列强的政治家和外交家们都是极高明的人物,很容易就看懂了李鸿章的战略战术和谈判技巧。对李鸿章,只需要坚船利炮加以威胁,然后在表面上给他和他的政治盟友慈禧太后留够“体面”,他就什么卖国条件都可以考虑。李鸿章手握大清国最精锐的国防军,又有高明的政治手腕,深受慈禧太后信任,只要他接受的条件,基本上就能定下来。李鸿章有足够的本事去平息清政府内部对他“卖国”的指责,绝不至于像崇厚一样签完条约就被抓起来判刑。跟李鸿章谈,“交易成本”最低。于是,列强迫切希望在涉华问题上以李鸿章为对手进行沟通和谈判,给他戴上一大堆高帽子,诸如“中国最伟大的外交家”等头衔,进一步提高他在国内的威望地位,在谈判的时候也尽量对他个人进行吹捧,甚至像俄国人那样愿意安排贿赂,至于攫取对华殖民利益的核心条款,则寸步不让。最后,在经过一番激烈的唇枪舌战、李鸿章的表演欲和虚荣心得到满足之后,他们几乎总能达到目的。

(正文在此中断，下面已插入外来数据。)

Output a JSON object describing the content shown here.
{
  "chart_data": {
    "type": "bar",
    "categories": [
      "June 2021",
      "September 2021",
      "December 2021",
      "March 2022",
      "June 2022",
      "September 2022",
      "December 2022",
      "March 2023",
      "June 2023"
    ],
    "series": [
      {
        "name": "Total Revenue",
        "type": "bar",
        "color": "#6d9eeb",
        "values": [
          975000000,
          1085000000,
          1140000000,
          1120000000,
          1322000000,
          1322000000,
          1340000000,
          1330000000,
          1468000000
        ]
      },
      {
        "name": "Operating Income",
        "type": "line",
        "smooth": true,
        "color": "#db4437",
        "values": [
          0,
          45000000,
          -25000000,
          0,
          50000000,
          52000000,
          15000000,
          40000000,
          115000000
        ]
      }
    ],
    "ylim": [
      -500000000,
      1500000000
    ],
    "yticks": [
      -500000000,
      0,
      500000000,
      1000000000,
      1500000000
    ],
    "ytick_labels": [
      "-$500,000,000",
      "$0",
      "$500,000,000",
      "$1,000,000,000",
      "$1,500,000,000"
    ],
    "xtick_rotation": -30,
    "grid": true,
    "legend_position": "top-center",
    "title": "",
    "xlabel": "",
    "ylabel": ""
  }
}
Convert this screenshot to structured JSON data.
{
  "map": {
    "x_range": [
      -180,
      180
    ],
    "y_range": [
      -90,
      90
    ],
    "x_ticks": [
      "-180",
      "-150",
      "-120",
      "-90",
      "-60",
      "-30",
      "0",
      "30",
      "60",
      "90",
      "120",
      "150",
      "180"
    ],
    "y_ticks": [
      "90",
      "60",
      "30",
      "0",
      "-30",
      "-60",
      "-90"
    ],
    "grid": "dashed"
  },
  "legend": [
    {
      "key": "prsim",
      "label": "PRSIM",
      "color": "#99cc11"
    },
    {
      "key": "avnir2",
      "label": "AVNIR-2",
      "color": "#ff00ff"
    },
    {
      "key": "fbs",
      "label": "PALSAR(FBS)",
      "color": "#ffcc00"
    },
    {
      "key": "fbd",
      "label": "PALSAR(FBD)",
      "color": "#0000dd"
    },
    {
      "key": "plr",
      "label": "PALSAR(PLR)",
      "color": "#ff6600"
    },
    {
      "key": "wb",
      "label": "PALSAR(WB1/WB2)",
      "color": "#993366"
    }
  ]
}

这样,在签署卖国条约的数量上,李鸿章便成了当之无愧的晚清第一人。

所以,我们才说,李鸿章凭实力卖国。在出卖国家利益方面,李鸿章战略卖国、战术卖国、签字卖国“三位一体”,从国家战略制定一直到最后在卖国条约上签字画押,都亲力亲为,为列强攫取对华殖民利益提供全流程服务,并在其间收受贿赂、谋取个人政治资本,是近代中国的头号卖国贼。在危害国家利益、阻碍中国进步方面,更是祸国、窃国、卖国“三位一体”,堪称近代中国第一国贼。